Objectives: Our goal was to find out whether the test results, independent from the actual diagnosis, could predict one of the four diagnoses, how accurate these predictions would be and how well the model could distinguish between groups.
Methods: We used Matlab software to create two models. For the naïve Bayesian classifier model we trained the machine on 90% of the data (standard test scores and diagnosis) to predict the remaining 10%. Using a 10-fold cross-validation of the analysis, we compared the accuracy of our predictions to the truth values for all four groups combined as well as between ASD groups. For the multinomial logistic regression model, we transformed the standard test scores into z-scores and used 10 training sets each of which contained 75% of the data to predict a diagnosis for the remaining 25%. We then created a confusion matrix to force the model to decide on a diagnosis, normalized the data, and averaged over all the means.

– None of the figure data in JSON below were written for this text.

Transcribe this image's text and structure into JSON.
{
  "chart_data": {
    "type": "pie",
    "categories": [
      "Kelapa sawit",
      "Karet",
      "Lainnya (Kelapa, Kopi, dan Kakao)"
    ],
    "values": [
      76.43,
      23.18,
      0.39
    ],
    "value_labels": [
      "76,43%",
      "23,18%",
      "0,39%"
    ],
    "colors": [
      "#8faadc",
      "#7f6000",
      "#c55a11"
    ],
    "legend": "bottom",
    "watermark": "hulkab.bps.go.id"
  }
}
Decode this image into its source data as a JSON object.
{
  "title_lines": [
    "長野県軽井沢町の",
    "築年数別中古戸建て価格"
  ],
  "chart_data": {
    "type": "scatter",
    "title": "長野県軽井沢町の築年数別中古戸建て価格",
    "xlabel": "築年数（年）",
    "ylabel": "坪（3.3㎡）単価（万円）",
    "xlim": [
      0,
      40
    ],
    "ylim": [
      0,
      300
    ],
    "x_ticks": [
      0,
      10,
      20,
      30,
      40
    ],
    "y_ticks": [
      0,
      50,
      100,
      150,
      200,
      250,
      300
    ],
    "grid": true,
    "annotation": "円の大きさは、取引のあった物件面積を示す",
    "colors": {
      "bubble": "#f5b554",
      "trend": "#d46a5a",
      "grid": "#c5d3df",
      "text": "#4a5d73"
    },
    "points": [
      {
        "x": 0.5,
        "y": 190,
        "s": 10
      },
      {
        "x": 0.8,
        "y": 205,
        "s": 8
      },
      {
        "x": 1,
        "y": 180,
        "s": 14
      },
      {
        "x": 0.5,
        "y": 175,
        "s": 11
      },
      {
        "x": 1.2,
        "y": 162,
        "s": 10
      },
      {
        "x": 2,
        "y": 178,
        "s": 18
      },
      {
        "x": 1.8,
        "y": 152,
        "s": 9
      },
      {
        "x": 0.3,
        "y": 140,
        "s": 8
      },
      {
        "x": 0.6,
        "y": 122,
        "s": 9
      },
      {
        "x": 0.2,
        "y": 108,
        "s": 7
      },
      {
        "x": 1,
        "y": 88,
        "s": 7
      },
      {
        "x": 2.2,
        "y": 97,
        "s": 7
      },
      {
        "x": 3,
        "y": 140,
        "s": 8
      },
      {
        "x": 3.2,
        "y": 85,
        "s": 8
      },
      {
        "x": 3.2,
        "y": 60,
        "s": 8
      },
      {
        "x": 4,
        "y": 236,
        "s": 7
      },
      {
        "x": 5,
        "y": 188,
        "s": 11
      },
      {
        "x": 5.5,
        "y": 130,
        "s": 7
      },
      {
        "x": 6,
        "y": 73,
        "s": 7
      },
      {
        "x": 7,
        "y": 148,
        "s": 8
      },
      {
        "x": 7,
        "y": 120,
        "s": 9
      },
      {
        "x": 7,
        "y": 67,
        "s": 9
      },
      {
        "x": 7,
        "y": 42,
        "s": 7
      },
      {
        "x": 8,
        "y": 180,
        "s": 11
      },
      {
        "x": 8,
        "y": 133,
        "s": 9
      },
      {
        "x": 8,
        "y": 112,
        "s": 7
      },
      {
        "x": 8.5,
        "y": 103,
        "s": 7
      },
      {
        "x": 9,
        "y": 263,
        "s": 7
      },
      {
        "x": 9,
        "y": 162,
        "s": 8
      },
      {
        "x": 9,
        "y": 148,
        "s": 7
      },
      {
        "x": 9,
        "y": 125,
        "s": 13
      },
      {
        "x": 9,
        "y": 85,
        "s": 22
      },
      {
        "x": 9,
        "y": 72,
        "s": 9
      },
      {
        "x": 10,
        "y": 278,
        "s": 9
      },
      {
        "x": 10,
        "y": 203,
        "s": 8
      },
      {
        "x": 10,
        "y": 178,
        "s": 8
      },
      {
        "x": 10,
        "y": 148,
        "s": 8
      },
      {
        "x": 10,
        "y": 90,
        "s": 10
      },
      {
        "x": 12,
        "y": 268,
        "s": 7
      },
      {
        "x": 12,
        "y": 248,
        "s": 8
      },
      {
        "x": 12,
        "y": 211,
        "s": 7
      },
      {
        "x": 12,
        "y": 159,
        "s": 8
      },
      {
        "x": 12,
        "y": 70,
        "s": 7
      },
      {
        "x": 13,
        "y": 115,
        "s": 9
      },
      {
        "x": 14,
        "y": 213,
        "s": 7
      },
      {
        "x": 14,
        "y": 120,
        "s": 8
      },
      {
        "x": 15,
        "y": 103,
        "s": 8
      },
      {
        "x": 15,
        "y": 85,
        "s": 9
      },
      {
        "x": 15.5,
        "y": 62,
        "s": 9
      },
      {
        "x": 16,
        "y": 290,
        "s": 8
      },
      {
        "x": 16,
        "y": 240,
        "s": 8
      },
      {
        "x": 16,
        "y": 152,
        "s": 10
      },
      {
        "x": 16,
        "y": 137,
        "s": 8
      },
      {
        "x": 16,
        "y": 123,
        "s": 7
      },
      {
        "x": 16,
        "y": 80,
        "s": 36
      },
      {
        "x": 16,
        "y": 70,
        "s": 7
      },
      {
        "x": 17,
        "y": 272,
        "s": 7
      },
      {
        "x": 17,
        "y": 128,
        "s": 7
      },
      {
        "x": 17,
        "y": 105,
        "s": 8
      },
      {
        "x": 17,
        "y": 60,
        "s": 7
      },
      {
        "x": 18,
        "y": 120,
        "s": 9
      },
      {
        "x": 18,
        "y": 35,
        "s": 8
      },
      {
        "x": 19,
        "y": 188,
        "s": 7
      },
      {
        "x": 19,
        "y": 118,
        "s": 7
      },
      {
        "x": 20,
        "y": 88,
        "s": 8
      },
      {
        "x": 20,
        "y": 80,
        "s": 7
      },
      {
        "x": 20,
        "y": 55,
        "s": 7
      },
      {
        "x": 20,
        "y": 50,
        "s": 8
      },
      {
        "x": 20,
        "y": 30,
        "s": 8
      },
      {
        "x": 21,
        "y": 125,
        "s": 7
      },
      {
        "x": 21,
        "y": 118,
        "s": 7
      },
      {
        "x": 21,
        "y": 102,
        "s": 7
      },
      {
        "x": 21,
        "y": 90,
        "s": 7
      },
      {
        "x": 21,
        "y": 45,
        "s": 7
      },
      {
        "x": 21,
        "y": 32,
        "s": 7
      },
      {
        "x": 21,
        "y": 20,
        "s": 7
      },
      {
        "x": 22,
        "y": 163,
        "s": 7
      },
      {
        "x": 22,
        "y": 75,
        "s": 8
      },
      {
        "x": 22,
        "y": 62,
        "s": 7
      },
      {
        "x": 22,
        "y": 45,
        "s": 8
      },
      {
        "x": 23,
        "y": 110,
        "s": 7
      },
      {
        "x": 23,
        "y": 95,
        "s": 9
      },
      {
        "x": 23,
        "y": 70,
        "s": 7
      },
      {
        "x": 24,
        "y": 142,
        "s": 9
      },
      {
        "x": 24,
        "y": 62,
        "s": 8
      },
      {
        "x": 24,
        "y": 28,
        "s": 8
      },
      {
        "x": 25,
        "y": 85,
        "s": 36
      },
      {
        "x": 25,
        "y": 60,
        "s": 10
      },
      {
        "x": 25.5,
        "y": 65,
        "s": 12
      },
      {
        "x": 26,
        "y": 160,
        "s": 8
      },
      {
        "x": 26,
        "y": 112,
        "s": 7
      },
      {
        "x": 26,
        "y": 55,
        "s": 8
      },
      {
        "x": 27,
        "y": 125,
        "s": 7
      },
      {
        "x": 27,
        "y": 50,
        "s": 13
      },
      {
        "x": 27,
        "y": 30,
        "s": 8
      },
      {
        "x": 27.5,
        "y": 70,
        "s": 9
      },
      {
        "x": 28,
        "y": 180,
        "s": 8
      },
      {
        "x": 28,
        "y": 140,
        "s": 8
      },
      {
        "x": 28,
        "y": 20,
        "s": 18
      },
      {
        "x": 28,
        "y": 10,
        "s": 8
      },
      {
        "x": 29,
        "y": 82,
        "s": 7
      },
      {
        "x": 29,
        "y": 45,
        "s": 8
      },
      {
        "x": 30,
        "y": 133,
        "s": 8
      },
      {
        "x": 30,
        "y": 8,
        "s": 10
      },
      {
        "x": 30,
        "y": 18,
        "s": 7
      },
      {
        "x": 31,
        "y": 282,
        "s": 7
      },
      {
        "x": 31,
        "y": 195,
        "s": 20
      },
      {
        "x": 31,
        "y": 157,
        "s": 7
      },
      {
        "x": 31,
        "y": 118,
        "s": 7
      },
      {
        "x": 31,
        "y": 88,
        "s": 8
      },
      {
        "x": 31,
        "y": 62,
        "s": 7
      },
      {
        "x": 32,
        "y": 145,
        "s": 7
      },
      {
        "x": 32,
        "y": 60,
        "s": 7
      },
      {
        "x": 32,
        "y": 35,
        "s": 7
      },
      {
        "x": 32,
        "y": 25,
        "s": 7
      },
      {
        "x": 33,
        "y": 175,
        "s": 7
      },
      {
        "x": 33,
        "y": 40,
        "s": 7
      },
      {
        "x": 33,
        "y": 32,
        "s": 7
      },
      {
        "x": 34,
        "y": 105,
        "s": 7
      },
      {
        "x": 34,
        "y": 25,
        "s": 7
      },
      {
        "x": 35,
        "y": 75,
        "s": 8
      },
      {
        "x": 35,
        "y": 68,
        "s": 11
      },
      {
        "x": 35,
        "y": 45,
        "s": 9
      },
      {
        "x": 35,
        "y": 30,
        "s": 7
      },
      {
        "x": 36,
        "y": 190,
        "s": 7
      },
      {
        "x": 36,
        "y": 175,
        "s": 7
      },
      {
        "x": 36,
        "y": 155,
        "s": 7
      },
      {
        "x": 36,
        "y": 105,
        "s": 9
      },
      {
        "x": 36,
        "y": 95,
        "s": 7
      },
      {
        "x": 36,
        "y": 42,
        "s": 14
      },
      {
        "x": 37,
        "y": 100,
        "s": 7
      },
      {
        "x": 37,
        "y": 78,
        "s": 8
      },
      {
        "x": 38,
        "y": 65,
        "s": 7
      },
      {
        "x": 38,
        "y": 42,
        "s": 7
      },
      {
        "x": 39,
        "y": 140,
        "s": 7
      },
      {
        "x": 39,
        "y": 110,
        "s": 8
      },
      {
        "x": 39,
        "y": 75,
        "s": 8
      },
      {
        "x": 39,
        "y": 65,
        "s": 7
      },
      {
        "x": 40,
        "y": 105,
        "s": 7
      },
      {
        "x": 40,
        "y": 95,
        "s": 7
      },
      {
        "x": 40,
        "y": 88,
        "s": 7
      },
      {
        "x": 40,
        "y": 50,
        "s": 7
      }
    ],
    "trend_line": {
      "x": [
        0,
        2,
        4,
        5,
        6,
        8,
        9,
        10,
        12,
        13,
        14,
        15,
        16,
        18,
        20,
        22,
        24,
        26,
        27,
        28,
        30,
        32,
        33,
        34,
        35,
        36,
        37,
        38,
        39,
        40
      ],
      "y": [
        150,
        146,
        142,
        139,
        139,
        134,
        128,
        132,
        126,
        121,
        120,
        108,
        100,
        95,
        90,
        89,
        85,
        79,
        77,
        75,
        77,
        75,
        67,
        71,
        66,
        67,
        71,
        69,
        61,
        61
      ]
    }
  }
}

Results: The naïve Bayesian classifier showed 48% accuracy for a prediction of diagnosis when data from all four groups were combined, 82% accuracy for a binary prediction of autism or dyslexia, 56% accuracy for a binary prediction of autism or Asperger’s, and 56% accuracy for a binary prediction of autism and PDD-NOS (collapsed) or Asperger’s. The multinomial logistic regression model showed an average performance hovering around 45% of correct predictions for all four diagnostic groups.
Conclusions: The naïve Bayesian classifier fared well above chance for predictions of a diagnosis from reading and comprehension scores when data from all four diagnostic groups were combined and when data from the two “extreme” groups on the reading vs. comprehension spectrum, autism and dyslexia, were compared. The model, however, hovered around chance when it came to a prediction among the ASD subgroups. The more refined multinomial logistic regression model performed well above chance to predict an accurate diagnosis of either autism, Asperger’s, PDD-NOS, or dyslexia with a more even spread of predictive power between all four groups. Our results indicate that trends in academic performance, in our case reading and comprehension, are measurable and predictive of an ASD diagnosis. Future studies with similar models predicting a diagnosis based on test performance could be especially valuable when examining core ASD deficits, i.e. social cognition, communication, and language skills. Ultimately, results from these models could aid in the establishment of a clear definition of the phenotype and a systematic examination of a distinction between ASD subgroups.